Чтобы незаметно обуздать икоту, он отвернулся и стал внимательно разглядывать африканскую статуэтку, стоящую на камине. Это был, видимо, не особенно влиятельный божок с большим пузом и феноменально тупой, равнодушной физиономией. Божок был похож на подгулявшего младенца, который намеревался поковыряться в носу, но в дебилизме своем забыл, как это делается, и не смог попасть пальцем в ноздрю. Генри взял его в руки, оценил каждую мелочь, даже зачем-то поковырял ногтем пуп, который у этого произведения африканских ваятелей был оттопырен. Когда он, поставив божка мимо полки (тот, конечно, упал), снова повернулся ко мне, я увидел, что лицо его залито слезами.
— Знашь, как умр мой папка? — спросил он. — Я рскажу. Щас. Был такой збурлдыга, в Америке много збулрдыг, они там везде букварлно. Народ же ж привезли отовсюду, какие были, из Ик!рландии, ик! Фрларнции, из… ваще откуда попало. Особенно на рлассвете идешь от женщины, валяются тела пврлжные. Иногда смотришь и думаешь, война с Ирлрандией и Флранцией, что ли…как бы на руку не наступить… Пчму-то они с этим забурлдыгой не поладили, папка и он, я не знаю, была там история, а он потом каждое утро… прямо возле двери. Нате вам! Пачкал на коврике, срал то есть, хоть грубо, да правда. Не совсем каждое утро, но в основном, из года в год сносил кучку, как яйцо… Никогда они не разговаривали, ничего, ни слова, ни взгляда, ничего ткого нбыло. А через пнадцать лет выходим утром, лето, жара, прдствляешь, воздух такой пряный, густой и неподвижный, цикады кричат, небо белое, слепящее, сплошное солнце, прел… плер… степь прелрой травой пахнет, в корале мустанги шебуршат, ждут на волю, вдалеке ткие парят стервятники, рскинув крылья, а забурлдыга этот на порлоге режилт, задуберл в нижней части, руки нр… нырмальные, и муха вьется жилрная. Папка весь потух чего-то, закуксился, говлырит, друга я потерял, у меня больше никого в жизни нет! Я, единственный сын, ему глрю: «Как, пап, а я?». А он махнул рукой и ушел в дом, мустангов не пшел выводить даже, пришлось мне. Устроил шикарные похороны, по первому разряду, с оркестром, там-па-па-па-па-па… пааа-пааа! там-па-па-па-па-па… пааа-пааа! Таам-па-па-па…Паа-паа! Столько денег прсадил, напился с музкантами жутко, а потом пришел домой и… зстрлелрился. Не выдержарл.
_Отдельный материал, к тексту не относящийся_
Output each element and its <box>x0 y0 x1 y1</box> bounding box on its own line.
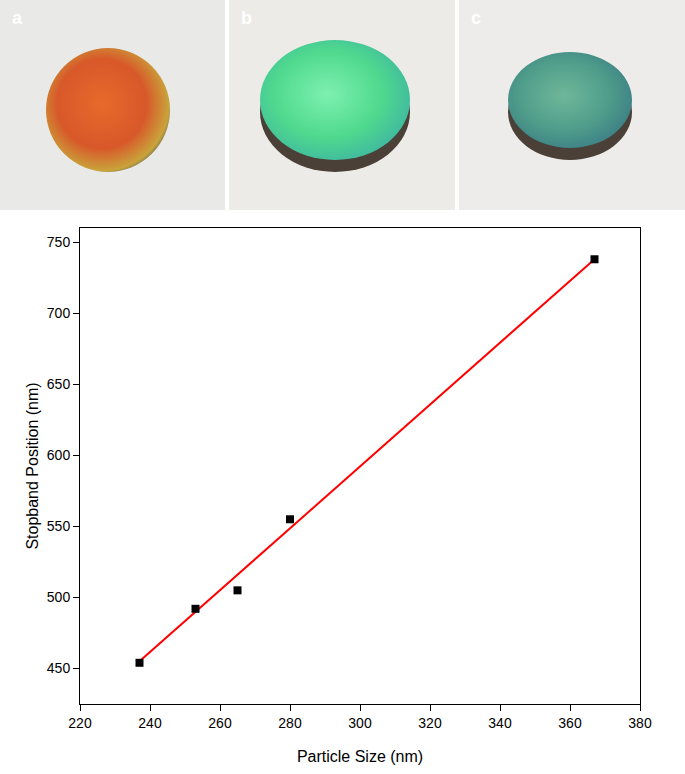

— Генри, мне очень жаль… — сказал я, испытывая некоторую неловкость от услышанного, потому что не понял, зачем он мне все это рассказал.
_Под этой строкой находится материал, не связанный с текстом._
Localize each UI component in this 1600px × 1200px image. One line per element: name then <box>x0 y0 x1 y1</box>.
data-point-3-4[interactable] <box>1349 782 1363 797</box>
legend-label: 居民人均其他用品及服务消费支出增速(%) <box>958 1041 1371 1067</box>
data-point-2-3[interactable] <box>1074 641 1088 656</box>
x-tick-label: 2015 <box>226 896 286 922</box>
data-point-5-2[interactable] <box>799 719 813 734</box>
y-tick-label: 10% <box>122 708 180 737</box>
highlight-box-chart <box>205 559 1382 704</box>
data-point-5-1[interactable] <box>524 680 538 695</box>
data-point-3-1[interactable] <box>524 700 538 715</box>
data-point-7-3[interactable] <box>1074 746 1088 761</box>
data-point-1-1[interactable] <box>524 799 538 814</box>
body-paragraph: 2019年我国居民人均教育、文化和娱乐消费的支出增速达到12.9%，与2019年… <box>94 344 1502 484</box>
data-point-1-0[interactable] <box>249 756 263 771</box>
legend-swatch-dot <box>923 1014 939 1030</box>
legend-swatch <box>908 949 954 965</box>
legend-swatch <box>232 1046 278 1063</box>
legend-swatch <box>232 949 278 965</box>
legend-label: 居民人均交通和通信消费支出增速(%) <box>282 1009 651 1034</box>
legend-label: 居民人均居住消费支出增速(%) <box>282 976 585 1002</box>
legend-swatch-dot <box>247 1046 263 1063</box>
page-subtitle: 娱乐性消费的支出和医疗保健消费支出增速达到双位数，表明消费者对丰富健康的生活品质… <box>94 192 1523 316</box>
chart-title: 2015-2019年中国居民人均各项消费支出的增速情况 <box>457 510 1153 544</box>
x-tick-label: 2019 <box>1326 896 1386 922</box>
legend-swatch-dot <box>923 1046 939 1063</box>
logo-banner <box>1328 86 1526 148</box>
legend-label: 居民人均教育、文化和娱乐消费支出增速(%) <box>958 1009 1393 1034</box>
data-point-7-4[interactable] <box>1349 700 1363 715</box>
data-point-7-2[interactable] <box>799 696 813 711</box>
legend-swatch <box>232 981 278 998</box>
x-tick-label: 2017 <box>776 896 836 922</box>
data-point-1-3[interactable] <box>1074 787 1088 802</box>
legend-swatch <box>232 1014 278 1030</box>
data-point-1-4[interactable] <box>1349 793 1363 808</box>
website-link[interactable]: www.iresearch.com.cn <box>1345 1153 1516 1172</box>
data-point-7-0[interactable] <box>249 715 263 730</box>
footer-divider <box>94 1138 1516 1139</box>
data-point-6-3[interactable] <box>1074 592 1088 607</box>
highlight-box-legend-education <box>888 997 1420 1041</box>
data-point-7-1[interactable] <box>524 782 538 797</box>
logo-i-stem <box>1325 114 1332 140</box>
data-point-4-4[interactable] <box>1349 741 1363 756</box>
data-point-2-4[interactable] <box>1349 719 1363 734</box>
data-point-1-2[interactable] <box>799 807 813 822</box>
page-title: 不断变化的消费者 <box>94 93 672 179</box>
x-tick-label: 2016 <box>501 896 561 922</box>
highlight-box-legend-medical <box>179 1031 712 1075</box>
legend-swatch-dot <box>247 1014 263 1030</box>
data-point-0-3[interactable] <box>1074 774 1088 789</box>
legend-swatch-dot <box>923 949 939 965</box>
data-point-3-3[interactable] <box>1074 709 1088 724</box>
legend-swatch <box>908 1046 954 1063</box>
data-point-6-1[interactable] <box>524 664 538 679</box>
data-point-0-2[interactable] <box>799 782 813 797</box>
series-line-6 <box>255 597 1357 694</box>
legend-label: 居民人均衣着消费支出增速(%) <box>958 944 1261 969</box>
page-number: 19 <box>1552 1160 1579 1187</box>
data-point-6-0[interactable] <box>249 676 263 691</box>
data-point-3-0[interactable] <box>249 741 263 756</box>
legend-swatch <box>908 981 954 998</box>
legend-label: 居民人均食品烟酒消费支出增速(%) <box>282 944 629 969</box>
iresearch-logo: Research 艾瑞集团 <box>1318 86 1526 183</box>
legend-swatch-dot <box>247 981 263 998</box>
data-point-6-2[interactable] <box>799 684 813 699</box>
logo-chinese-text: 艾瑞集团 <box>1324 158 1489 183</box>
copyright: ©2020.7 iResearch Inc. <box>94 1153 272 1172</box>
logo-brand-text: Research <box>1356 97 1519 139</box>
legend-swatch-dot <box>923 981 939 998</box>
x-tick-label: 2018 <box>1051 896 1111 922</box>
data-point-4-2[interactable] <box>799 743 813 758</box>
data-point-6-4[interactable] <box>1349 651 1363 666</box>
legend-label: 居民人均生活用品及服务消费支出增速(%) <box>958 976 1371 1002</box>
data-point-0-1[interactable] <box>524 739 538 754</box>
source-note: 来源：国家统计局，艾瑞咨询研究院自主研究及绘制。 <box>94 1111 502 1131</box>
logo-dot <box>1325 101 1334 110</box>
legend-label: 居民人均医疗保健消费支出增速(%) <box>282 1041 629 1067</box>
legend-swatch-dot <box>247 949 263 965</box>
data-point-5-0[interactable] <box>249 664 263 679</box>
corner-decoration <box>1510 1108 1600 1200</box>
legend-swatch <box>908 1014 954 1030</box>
— Знашь, почему я тебе это рлскызал? — строго спросил Генри.
— Почему? — спросил я.
— Не знашь? — переспросил он, уже с изумлением.
— Нет, не знаю.
— Так и не знашь? — переспросил он, уже с негодованием.
— Генри, ну не знаю, скажи, — взмолился я, опасаясь рукоприкладства.
— Патамушт всегда надо быть человеком. Всегда, поял! Многие забывают, а надо помнить, ты поял все это, да?
— Да.
— Поял???
— Да, друг, я тебя понял.
— Тогда я… ппшел. Это… Спокойной ночи.
— И ты отдохни, Генри.
— Только сначала поцелуемся, что ли.
— Да нет, ну его…
— Ах, так?! Не хочешь друга ты поцеловать, что ли?
— Но ты ж не женщина.
— Мда, хм, хи-хи, вроде пока не женщина… Неа, точно не женщина… Хи-хи… а тут уж совсем не женщина… Ну тогда я пшел, что я могу сказать…
И он ушел.
Глава 22
Когда я утром спустился к завтраку, то в обеденной зале не застал никого, кроме Элизы, расставляющей столовые приборы. Шимс в атмосфере не ощущался. Яркий солнечный свет струился в узкие окна с цветными гербами на стеклах, рассыпая по полу пестрые блики. Мрачноватая дубовая обшивка отливала бронзой в золотых лучах. Однако денек выдался зябкий, я поеживался, от Элизы тем более веяло холодом. Декольте ее было зашторено, сквозняки гуляли в медных волосах, на лице лежала тень строгой непроницаемости. Она не выглядела ни сердитой, ни обиженной, а просто казалась удаленной на изрядную дистанцию, можно сказать, сдержанно-голографической. Что было вполне естественно для горничной, с которой ты не воспользовался феодальными правами, когда она это предлагала. Эдакая загадочная корпулентная Коломбина в разноцветных квадратах мозаики окон.